The points competition leader, Thor Hushovd, added: "I feel sorry for him because he looked really fit and ready before he was injured. I would have liked him to have won the Tour again, it would have been good for the sport."
Alberto Contador, the man most likely to succeed Armstrong, has always been unfailingly polite about the American and predicted RadioShack will be much weaker without him.
"They will be a lot less in the thick of the action than they were before," he said. As for the fans, while some were said to have jeered at Armstrong on his doomed climb in Avoriaz on Sunday, dozens more gathered at Armstrong's team hotel in the ski resort of Morzine yesterday.
"He is feeling good. His morale was already improving yesterday [Sunday] evening," RadioShack's team spokesman Phillip Maertens said. "He knows it is all over, but he is going to try to make the most of the situation and enjoy the Tour.
"I am sure he will try something, although not in the Alps because of his wounds from his crashes. Nothing is broken but the impact on his hip is very big."
Maertens was adamant that even after his collapse, the influence of Armstrong is so strong that his enemies would still refuse him a symbolic win.
"Even now he is nearly 15 minutes behind, they won't let him go," the spokesman said. "All of his rivals still fear him."
Armstrong's former team-mate, Jonathan Vaughters, told The Independent: "He has always been strong-minded, very unpredictable, so who knows what will happen. What happened to him? What happens to anybody who is nearly 40 when it is baking hot – weather that's always bothered Lance badly – and they've ridden flat out, injured, through the Alps? It is logical. It is age.

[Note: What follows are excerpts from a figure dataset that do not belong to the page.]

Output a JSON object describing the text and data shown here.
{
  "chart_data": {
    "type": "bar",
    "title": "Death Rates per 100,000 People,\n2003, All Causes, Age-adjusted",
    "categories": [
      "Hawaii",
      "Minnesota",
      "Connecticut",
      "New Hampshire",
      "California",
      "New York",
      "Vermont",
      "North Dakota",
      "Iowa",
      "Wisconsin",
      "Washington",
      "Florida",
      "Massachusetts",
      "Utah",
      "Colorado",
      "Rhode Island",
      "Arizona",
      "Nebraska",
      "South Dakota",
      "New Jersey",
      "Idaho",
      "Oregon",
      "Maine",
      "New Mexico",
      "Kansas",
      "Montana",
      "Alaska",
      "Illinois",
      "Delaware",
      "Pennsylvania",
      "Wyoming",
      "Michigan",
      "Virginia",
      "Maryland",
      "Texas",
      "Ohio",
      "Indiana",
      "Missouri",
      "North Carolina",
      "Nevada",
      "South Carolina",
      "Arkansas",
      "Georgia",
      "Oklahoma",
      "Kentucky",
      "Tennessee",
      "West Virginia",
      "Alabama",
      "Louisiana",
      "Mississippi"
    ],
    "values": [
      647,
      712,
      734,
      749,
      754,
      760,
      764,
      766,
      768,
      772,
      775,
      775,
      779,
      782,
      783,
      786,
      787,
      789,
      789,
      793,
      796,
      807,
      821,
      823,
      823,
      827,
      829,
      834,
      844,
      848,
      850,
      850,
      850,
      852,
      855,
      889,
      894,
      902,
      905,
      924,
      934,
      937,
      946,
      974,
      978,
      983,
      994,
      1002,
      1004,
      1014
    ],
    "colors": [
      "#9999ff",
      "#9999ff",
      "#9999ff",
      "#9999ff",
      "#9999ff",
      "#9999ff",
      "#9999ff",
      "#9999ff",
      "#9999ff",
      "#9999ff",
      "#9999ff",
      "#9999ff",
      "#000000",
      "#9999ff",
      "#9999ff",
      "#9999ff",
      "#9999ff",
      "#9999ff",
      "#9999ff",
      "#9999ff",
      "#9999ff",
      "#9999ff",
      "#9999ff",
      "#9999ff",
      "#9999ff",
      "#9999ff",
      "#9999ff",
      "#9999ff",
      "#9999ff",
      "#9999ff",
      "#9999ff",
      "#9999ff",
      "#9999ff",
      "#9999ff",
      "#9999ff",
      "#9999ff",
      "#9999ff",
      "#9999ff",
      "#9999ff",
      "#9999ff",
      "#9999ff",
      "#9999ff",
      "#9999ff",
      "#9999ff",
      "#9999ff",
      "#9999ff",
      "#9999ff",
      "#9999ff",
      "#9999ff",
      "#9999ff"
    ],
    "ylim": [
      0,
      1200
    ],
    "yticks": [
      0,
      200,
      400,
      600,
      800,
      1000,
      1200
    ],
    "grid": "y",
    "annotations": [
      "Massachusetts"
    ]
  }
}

"One minute I think he will be wondering why he came back to cycling, the next he is tough as nails. I am sure he will make it to Paris."
Armstrong seemed to be upbeat. On Monday, the Texan went out and trained over the Joux Plane climb, one of the few mountains on which he had trouble during the 2002 Tour de France. Reliving old defeats, it seems, is not now a problem for him.
Is this the bloodymindedness that turned him into one of the youngest world champions and Tour stage winners, and inspired his fight back from cancer? Lance Armstrong is going to leave quite a gap.